Dive Brief:
- Ionis Pharmaceuticals will lay off nearly 70% of the workforce at Akcea Therapeutics, the spinout it formed in 2014 to market some of its medicines but then acquired and folded back in last year.
- The job cuts, disclosed in a regulatory filing on Tuesday, are part of a reorganization plan Ionis is carrying out alongside an expanded commercialization deal with Swedish firm Sobi. The Swedish firm in December agreed to help distribute Akcea's rare disease drugs Tegsedi and Waylivra in Europe. Sobi will now do so for Tegsedi in North America as well.
- Ionis said it is reorganizing Akcea to "better align with its business" and "focus on high priority programs," such as an experimental, second-generation treatment for transthyretin amyloidosis, the condition Tegsedi treats. The layoffs primarily involve positions related to Tegsedi in the U.S. and Canada.
Dive Insight:
It's not unusual for layoffs to follow an acquisition, as a buyer looks for ways to cut costs while bringing a new business into the fold. It's also a common practice for Ionis, which built its business off of research partnerships and commercialization deals, to enlist another company to sell its drugs.
But the job cuts at Akcea mark the reversal of what had been an unusual experiment by Ionis to have a subsidiary, not a partner, market its products instead.
Ionis hatched Akcea in 2014 to help sell a growing list of drugs that were approaching regulatory decisions — specifically a group of treatments the biotech was then developing for rare lipid disorders. Akcea raised $144 million through an initial public offering in 2017, and within two years had gotten two products to market: Waylivra, for a uncommon metabolic disease; and Tegsedi, for the genetic disease transthyretin amyloidosis.

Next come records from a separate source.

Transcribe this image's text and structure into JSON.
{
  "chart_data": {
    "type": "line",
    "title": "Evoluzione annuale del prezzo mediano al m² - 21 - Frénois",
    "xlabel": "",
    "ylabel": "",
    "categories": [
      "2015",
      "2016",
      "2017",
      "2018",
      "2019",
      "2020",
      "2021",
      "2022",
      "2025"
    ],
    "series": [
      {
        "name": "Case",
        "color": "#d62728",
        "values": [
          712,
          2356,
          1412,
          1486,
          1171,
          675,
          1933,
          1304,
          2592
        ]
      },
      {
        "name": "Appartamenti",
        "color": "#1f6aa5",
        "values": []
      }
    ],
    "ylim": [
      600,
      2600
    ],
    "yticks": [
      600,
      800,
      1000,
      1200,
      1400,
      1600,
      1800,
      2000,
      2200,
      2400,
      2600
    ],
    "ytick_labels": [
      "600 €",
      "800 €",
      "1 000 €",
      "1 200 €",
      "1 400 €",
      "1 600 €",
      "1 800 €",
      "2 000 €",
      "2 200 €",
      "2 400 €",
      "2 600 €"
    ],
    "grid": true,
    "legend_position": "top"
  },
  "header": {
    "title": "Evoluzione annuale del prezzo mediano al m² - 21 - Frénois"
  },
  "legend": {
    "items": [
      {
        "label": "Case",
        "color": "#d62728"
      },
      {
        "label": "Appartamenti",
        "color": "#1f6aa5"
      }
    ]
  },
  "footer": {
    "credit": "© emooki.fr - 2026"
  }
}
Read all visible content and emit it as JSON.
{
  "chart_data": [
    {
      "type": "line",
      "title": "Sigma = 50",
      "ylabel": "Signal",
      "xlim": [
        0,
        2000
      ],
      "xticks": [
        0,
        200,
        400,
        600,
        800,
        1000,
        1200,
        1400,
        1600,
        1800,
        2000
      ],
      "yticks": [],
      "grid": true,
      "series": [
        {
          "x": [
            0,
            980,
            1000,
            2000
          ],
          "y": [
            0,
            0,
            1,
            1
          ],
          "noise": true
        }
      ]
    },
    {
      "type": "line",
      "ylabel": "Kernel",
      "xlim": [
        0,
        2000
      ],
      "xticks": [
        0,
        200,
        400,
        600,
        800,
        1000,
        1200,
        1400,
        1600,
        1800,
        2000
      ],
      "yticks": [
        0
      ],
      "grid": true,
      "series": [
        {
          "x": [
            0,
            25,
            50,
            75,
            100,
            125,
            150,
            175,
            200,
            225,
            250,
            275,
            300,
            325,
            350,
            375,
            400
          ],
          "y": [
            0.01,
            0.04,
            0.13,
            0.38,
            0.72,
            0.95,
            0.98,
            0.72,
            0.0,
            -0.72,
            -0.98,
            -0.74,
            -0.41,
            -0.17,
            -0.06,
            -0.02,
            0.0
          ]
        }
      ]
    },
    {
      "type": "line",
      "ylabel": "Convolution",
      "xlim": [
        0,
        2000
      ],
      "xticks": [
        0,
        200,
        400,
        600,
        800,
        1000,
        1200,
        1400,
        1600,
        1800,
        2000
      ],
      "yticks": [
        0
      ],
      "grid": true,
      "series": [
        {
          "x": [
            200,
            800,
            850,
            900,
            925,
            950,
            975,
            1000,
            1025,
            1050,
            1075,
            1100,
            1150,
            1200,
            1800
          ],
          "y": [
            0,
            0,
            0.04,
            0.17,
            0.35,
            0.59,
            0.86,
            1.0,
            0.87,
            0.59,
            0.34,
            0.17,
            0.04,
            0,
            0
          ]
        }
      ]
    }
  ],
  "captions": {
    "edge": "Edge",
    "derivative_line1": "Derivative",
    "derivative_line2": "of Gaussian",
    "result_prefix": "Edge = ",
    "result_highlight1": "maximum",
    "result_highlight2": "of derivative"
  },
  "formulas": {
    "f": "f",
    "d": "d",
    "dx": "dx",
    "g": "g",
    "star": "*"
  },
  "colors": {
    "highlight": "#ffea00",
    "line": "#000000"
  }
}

But Akcea struggled to get Waylivra approved in the U.S. and only generated modest sales from both drugs. Sales of the two totaled $42 million combined in 2019, the last full year of Akcea's independence, and climbed to $70 million in 2020 as they were launched in additional countries, according to a regulatory filing.
By comparison, Onpattro, a rival therapy to Tegsedi, generated $306 million for its developer, Alnylam Pharmaceuticals.

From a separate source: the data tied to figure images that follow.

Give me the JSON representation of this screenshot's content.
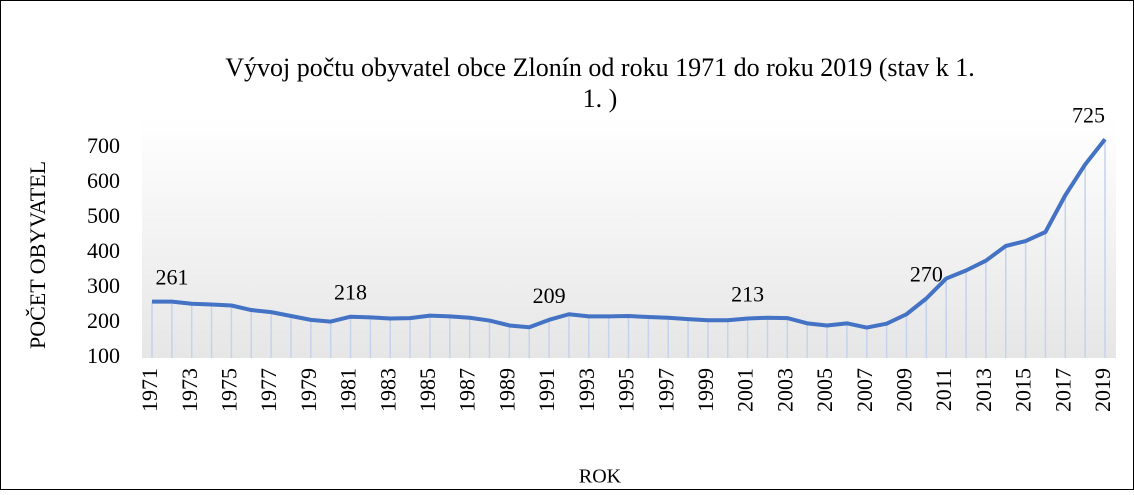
{
  "chart_data": {
    "type": "line",
    "title": "Vývoj počtu obyvatel obce Zlonín od roku 1971 do roku 2019 (stav k 1. 1. )",
    "x_label": "ROK",
    "y_label": "POČET OBYVATEL",
    "categories": [
      "1971",
      null,
      "1973",
      null,
      "1975",
      null,
      "1977",
      null,
      "1979",
      null,
      "1981",
      null,
      "1983",
      null,
      "1985",
      null,
      "1987",
      null,
      "1989",
      null,
      "1991",
      null,
      "1993",
      null,
      "1995",
      null,
      "1997",
      null,
      "1999",
      null,
      "2001",
      null,
      "2003",
      null,
      "2005",
      null,
      "2007",
      null,
      "2009",
      null,
      "2011",
      null,
      "2013",
      null,
      "2015",
      null,
      "2017",
      null,
      "2019"
    ],
    "series": [
      {
        "name": "Počet obyvatel",
        "color": "#4472c4",
        "values": [
          261,
          261,
          255,
          253,
          250,
          237,
          231,
          220,
          209,
          204,
          218,
          216,
          213,
          214,
          221,
          219,
          215,
          207,
          193,
          188,
          209,
          225,
          219,
          219,
          220,
          217,
          215,
          211,
          208,
          208,
          213,
          215,
          214,
          199,
          193,
          199,
          187,
          198,
          225,
          270,
          327,
          350,
          378,
          420,
          434,
          460,
          565,
          653,
          725
        ],
        "value_labels": [
          "261",
          null,
          null,
          null,
          null,
          null,
          null,
          null,
          null,
          null,
          "218",
          null,
          null,
          null,
          null,
          null,
          null,
          null,
          null,
          null,
          "209",
          null,
          null,
          null,
          null,
          null,
          null,
          null,
          null,
          null,
          "213",
          null,
          null,
          null,
          null,
          null,
          null,
          null,
          null,
          "270",
          null,
          null,
          null,
          null,
          null,
          null,
          null,
          null,
          "725"
        ]
      }
    ],
    "ylim": [
      100,
      800
    ],
    "yticks": [
      100,
      200,
      300,
      400,
      500,
      600,
      700
    ],
    "grid": false
  }
}
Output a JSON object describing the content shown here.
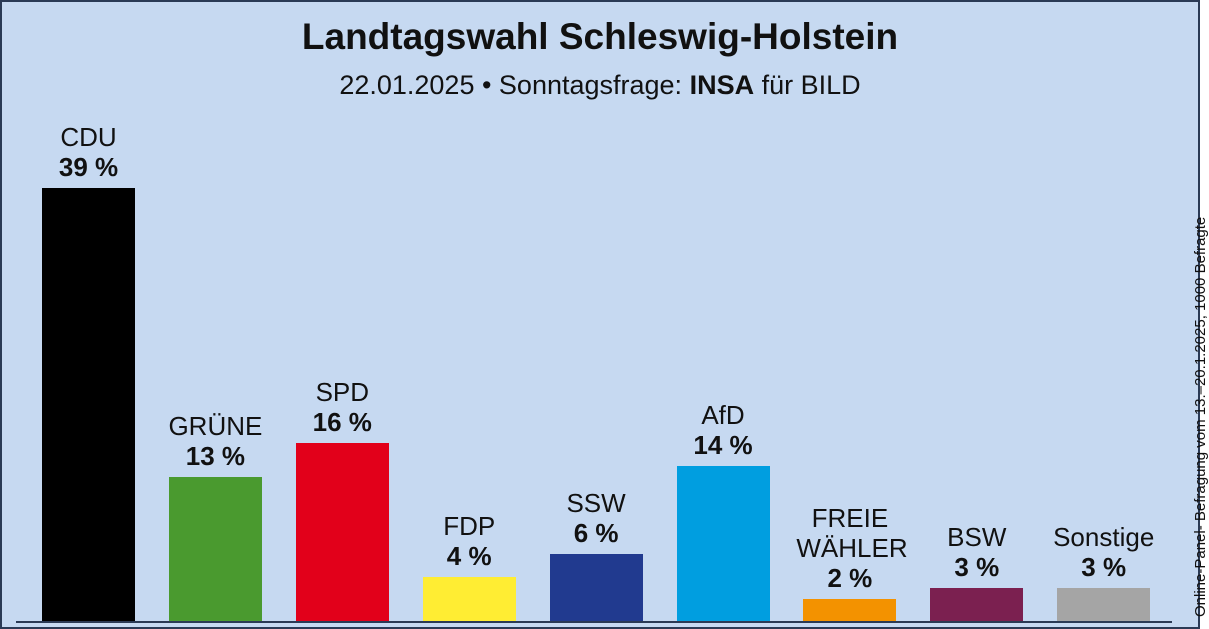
{
  "chart_data": {
    "type": "bar",
    "title": "Landtagswahl Schleswig-Holstein",
    "subtitle": "22.01.2025 • Sonntagsfrage:",
    "pollster": "INSA",
    "client": "für BILD",
    "note": "Online-Panel- Befragung vom 13.–20.1.2025, 1000 Befragte",
    "categories": [
      "CDU",
      "GRÜNE",
      "SPD",
      "FDP",
      "SSW",
      "AfD",
      "FREIE WÄHLER",
      "BSW",
      "Sonstige"
    ],
    "values": [
      39,
      13,
      16,
      4,
      6,
      14,
      2,
      3,
      3
    ],
    "value_labels": [
      "39 %",
      "13 %",
      "16 %",
      "4 %",
      "6 %",
      "14 %",
      "2 %",
      "3 %",
      "3 %"
    ],
    "colors": [
      "#000000",
      "#4a9a2f",
      "#e2001a",
      "#ffed33",
      "#213a8f",
      "#009ee0",
      "#f39200",
      "#7b2050",
      "#a5a5a5"
    ]
  }
}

In recent years, Akcea's been dealing with even more market competition as well as the departure of multiple executives. Akcea shares, worth $8 when the company went public in 2017, traded at less than $12 apiece when Ionis changed course in August and cut a deal to acquire the 24% stake it didn't own.
At the time, Ionis CEO Brett Monia said the deal created a "stronger, more efficient organization," allowing the company to keep more of the value from its programs. And it's since tapped Sobi to help distribute Akcea's drugs.
But that now means a vastly reduced workforce for Akcea, which had roughly 300 employees last year, according to a regulatory filing.
Ionis will incur a roughly $11 million to $14 million restructuring charge.